Religiöse Gründe: Schule musste Schüler vom Besuch des Kinofilms "Krabat" befreienEinige Filmszenen widersprechen den Glaubens­überzeugungen der Eltern

Der Schulleiter eines Gymnasiums musste einen Schüler vom Besuch des Kinofilms "Krabat" befreien, den die 7. Klasse im Rahmen des Deutsch­un­ter­richts als verbindliche Schul­ver­an­staltung durchführte. Dies hat das Ober­verwaltungs­gericht Münster entschieden.

Die Eltern des 12-jährigen, die den Zeugen Jehovas angehören, beantragten die Befreiung ihres Sohnes, weil ihre Religion ihnen alle Berüh­rungs­punkte mit Spiritismus und schwarzer Magie verbiete. Die Klasse hatte vor dem Kinobesuch im Unterricht das Buch "Krabat" von Otfried Preußler besprochen, woran der Sohn teilnahm. Der Schulleiter lehnte den Antrag ab, weil er darin einen "Präzedenzfall" sah. Das Verwal­tungs­gericht bestätigte diese Entscheidung unter Hinweis auf den staatlichen Bildungs- und Erzie­hungs­auftrag. Gegen das Urteil des Verwal­tungs­ge­richts hatten die Eltern des Schülers Berufung eingelegt, der das Oberver­wal­tungs­gericht mit dem eingangs genannten Beschluss stattgegeben hat.

Das Oberver­wal­tungs­gericht hat die Entscheidung des Schulleiters für rechtswidrig erklärt.
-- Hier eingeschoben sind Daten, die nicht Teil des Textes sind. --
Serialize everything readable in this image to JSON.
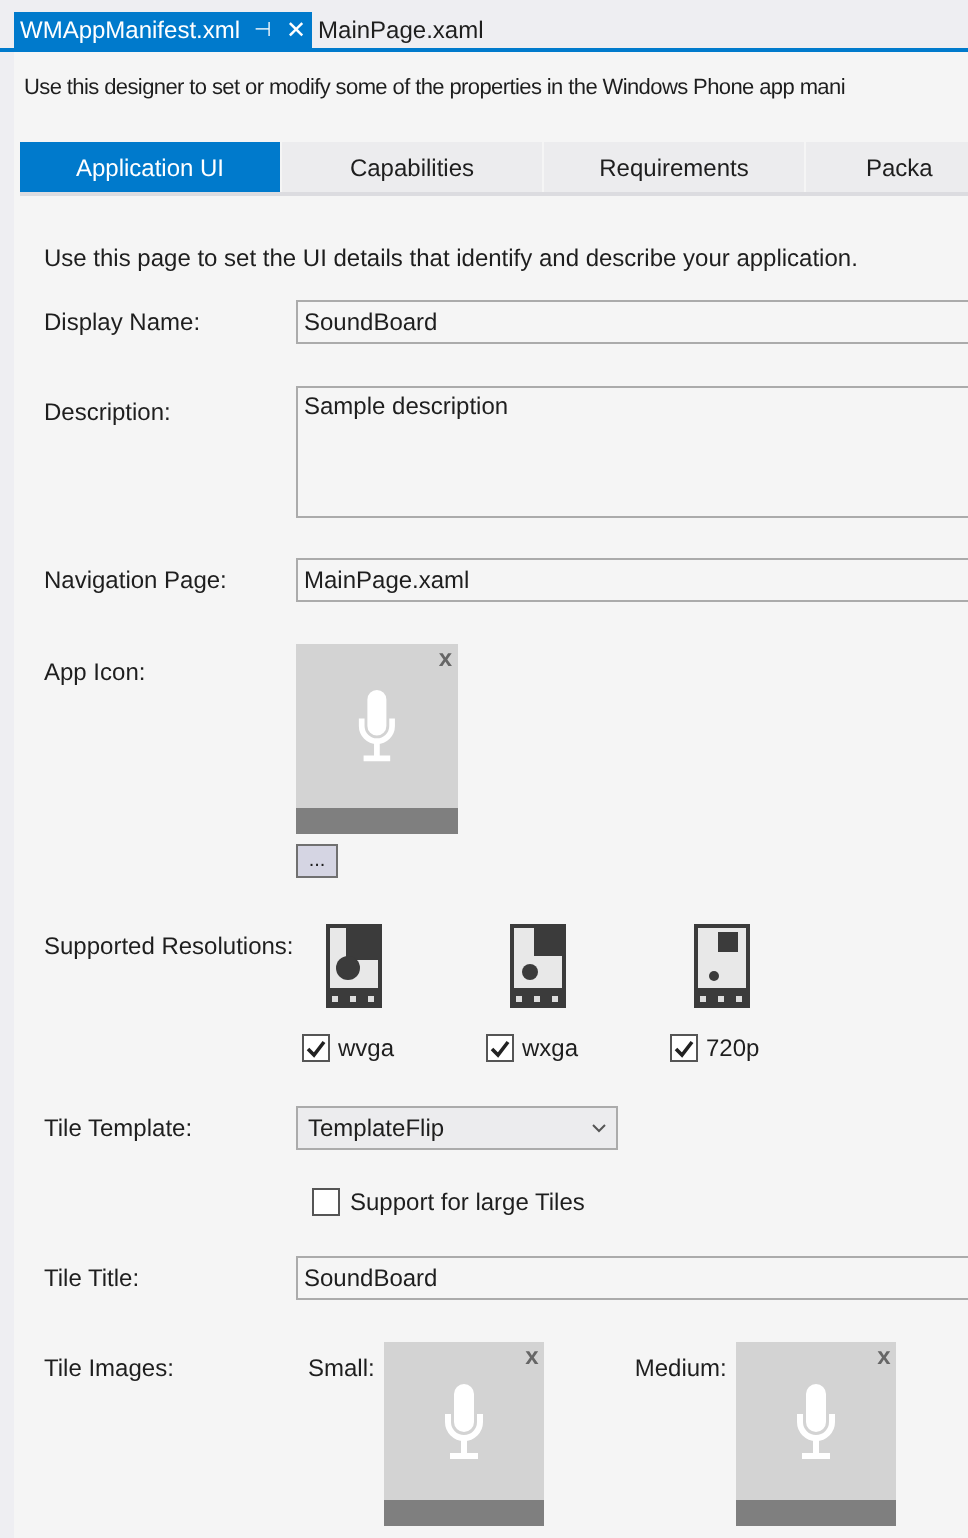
{
  "document_tabs": [
    {
      "label": "WMAppManifest.xml",
      "selected": true,
      "pin": "⊣",
      "close": "✕"
    },
    {
      "label": "MainPage.xaml",
      "selected": false
    }
  ],
  "intro": "Use this designer to set or modify some of the properties in the Windows Phone app mani",
  "tabs": [
    {
      "label": "Application UI",
      "selected": true
    },
    {
      "label": "Capabilities",
      "selected": false
    },
    {
      "label": "Requirements",
      "selected": false
    },
    {
      "label": "Packa",
      "selected": false
    }
  ],
  "page_description": "Use this page to set the UI details that identify and describe your application.",
  "display_name": {
    "label": "Display Name:",
    "value": "SoundBoard"
  },
  "description": {
    "label": "Description:",
    "value": "Sample description"
  },
  "navigation_page": {
    "label": "Navigation Page:",
    "value": "MainPage.xaml"
  },
  "app_icon": {
    "label": "App Icon:",
    "remove": "x",
    "browse": "..."
  },
  "resolutions": {
    "label": "Supported Resolutions:",
    "items": [
      {
        "label": "wvga",
        "checked": true
      },
      {
        "label": "wxga",
        "checked": true
      },
      {
        "label": "720p",
        "checked": true
      }
    ]
  },
  "tile_template": {
    "label": "Tile Template:",
    "value": "TemplateFlip"
  },
  "large_tiles": {
    "label": "Support for large Tiles",
    "checked": false
  },
  "tile_title": {
    "label": "Tile Title:",
    "value": "SoundBoard"
  },
  "tile_images": {
    "label": "Tile Images:",
    "items": [
      {
        "label": "Small:",
        "remove": "x"
      },
      {
        "label": "Medium:",
        "remove": "x"
      }
    ]
  }
}
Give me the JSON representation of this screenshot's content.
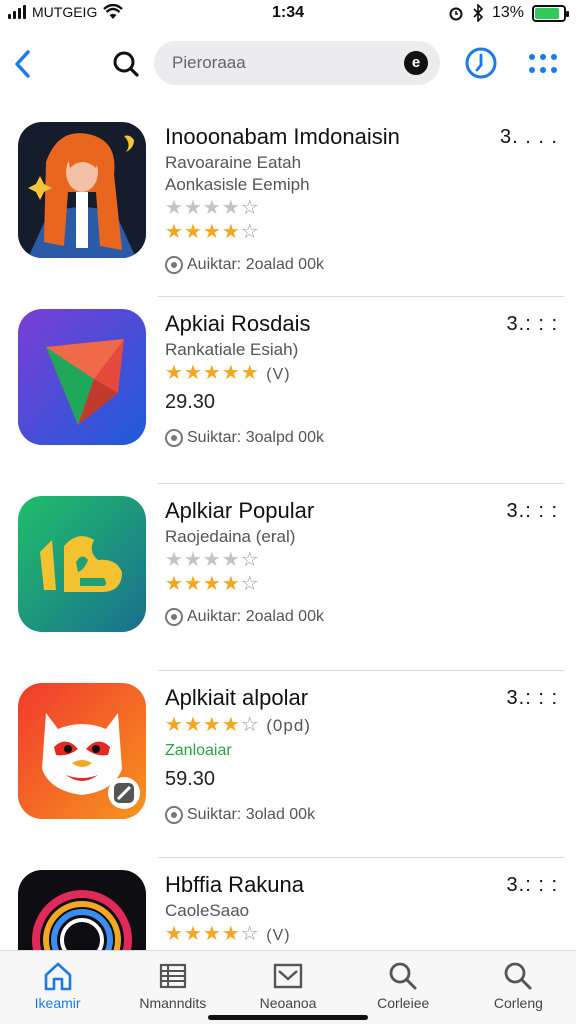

Die Eltern hätten nachvollziehbar und überzeugend ihre ernsthafte Glaubens­über­zeugung dargestellt, nach der sie das im Buch beschriebene und im Film zur Anschauung gebrachte Praktizieren schwarzer Magie ablehnen. Der vom Grundgesetz gebotene schonende Ausgleich der wider­strei­tenden Rechts­po­si­tionen sei unter Aufrecht­er­haltung der Teilnah­me­pflicht des Sohnes nicht möglich gewesen. Insbesondere sei es dem Sohn nicht zumutbar gewesen, bei denjenigen Filmszenen, die seinen Glaubens­über­zeu­gungen und denen seiner Eltern widersprachen, entweder die Augen zu verschließen und sich die Ohren zuzuhalten oder den Kinosaal für die Dauer dieser Szenen zu verlassen. Da der Sohn an der Besprechung des Buches im Unterricht sowohl vor als auch nach dem Kinobesuch teilgenommen habe, müsse der staatliche Bildungs- und Erzie­hungs­auftrag im vorliegenden Einzelfall ausnahmsweise zurücktreten.